Concerns about climate change and oil price volatility are making it more difficult for investors to justify pumping cash into the sector, industry chiefs admitted, according to the report by financial services firm PwC and industry body Oil and Gas UK (OGUK).
The actions of Extinction Rebellion, media focus on Greta Thunberg, and net-zero emissions pledges from government have all “stoked hostility” against the oil and gas industry in some sections of society, the study claimed.
Those involved in the UK oil and gas industry need to make a better fist of explaining their economic impact and the country’s continued reliance on hydrocarbons, even if it is an “unpopular narrative”.
More than 20 senior executives working in the sector were interviewed for the report, titled, “Turning the Tide – The Transformation of the North Sea”.
They warned that “changing public attitudes” may shrink pension funds’ appetites for investment, while diminishing returns from the sector may dent infrastructure funds’ confidence.
And the interviewees predicted that regulatory pressures and investor expectations would stiffen further, adding to operators’ struggles to raise public funding for projects.
Exploration and production firms will soon learn that reducing methane leaks and preventing flaring won’t be enough to turn the tide of investor and public sentiment.
They will need to significantly improve their carbon footprints, which could mean making “major investments” in renewable energy or carbon capture, usage and storage (CCUS).
In a sign of the times, Chrysaor and Shell agreed to take part in the Acorn CCUS project at the St Fergus gas plant near Peterhead earlier this year.
Report authors highlighted examples of investment funds reducing their exposure to oil and gas, including Legal & General’s recent decision to divest from ExxonMobil, blaming the US major for not adequately addressing climate change.
As a result, operators may increasingly seek private capital from sovereign wealth funds and “family businesses emanating from Asia and the Middle East”.
According to the report, these investors are “less sensitive” to environmental challenges” and are keen to invest in a UK oil and gas industry which benefits from a “stable regulatory and fiscal regime”.

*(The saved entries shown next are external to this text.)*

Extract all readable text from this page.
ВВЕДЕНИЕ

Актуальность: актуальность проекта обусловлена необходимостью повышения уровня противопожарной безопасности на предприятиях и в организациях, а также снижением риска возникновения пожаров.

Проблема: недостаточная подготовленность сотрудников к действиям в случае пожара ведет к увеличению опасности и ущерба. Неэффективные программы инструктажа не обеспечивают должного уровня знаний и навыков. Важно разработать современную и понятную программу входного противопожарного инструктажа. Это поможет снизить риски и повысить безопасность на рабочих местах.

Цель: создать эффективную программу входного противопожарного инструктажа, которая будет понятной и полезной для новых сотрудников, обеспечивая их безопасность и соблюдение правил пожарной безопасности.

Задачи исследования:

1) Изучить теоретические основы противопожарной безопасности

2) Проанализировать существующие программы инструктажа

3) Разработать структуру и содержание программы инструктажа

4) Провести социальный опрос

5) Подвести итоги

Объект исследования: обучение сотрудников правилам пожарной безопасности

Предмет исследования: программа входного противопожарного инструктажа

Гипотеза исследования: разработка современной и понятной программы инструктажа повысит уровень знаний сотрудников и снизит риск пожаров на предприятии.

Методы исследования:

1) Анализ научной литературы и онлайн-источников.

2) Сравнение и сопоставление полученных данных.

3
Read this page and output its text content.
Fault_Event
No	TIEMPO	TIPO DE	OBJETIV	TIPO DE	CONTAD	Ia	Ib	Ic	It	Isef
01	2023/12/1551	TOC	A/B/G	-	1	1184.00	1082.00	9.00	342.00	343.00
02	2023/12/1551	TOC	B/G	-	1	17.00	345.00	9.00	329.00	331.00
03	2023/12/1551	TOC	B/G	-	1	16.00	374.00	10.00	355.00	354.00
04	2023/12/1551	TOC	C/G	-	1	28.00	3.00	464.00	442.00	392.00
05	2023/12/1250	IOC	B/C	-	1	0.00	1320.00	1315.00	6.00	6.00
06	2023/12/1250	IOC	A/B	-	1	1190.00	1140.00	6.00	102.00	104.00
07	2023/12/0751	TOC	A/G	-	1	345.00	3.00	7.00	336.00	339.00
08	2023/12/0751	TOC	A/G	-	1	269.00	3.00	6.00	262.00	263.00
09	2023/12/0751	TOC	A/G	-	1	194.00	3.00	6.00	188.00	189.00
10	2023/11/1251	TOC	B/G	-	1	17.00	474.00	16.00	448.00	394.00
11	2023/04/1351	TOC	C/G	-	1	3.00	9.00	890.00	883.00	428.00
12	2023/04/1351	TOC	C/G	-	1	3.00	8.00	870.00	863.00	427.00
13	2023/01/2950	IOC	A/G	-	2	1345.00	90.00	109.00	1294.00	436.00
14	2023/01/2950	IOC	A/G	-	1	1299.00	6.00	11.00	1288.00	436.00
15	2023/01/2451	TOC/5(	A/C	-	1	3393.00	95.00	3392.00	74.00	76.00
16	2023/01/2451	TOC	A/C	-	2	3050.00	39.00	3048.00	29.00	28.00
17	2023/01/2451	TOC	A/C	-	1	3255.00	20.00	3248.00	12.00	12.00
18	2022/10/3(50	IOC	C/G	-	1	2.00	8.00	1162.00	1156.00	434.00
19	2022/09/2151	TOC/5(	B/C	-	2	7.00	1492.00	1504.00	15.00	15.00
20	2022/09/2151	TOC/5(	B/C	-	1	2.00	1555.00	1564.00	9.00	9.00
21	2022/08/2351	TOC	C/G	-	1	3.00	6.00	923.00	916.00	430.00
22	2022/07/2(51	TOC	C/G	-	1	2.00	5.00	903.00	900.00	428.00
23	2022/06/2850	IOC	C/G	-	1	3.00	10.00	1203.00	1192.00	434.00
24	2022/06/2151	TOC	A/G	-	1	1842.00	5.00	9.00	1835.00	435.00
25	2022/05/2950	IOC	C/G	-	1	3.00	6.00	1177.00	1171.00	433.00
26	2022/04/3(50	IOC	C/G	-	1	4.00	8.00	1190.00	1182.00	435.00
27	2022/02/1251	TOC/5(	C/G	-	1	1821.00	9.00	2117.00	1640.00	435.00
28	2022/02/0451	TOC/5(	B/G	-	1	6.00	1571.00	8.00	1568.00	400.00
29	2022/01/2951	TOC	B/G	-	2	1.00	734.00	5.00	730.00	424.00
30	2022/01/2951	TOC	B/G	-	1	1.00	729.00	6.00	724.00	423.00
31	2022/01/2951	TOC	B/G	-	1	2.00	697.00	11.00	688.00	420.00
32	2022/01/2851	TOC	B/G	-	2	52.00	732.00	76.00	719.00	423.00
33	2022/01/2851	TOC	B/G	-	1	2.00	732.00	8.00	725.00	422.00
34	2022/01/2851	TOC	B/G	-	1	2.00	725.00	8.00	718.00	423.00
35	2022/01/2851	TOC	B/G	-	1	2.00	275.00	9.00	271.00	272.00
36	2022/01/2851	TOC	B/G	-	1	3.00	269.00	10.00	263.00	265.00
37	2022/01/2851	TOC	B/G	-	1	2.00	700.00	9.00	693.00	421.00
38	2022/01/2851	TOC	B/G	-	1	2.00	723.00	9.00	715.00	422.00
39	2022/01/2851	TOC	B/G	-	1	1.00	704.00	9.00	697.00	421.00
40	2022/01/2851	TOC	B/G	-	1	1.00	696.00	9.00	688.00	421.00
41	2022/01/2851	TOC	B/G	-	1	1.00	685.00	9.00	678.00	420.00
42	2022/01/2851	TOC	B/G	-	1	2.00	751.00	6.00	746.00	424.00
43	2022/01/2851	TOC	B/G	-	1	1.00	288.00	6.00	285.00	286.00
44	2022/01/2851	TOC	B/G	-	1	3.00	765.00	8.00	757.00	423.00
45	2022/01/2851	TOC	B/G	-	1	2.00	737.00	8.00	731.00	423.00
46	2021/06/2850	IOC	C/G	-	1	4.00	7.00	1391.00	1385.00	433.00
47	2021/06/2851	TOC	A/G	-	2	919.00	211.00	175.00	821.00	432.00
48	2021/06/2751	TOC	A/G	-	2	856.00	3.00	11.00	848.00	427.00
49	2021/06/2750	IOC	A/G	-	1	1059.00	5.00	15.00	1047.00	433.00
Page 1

This trend is already taking shape, highlighted by the acquisition of most of Chevron’s UK business by Delek Group, which is majority-owned by Israeli billionaire Yitzhak Tshuva.
Meanwhile, some interviewees predicted smaller private-equity backed operators could grow by merging, while larger ones may look to float on stock exchanges.
Ariel Flores, North Sea regional president at BP, said competition for investment from other regions and industries, like renewables, would only increase.
But Mr Flores said he was confident the UK North Sea could keep finding ways of developing oil and gas more safely and cleanly.
Alistair Stobie, chief financial officer at Hurricane Energy, said: “The government needs to set out very clearly that there is an energy transition and it involves oil and gas. Without the latter, your world ends.”
Mitch Flegg, chief executive of Serica Energy, said: “The current portrayal of the industry as dirty is flawed – we all need to work together to get that message across.”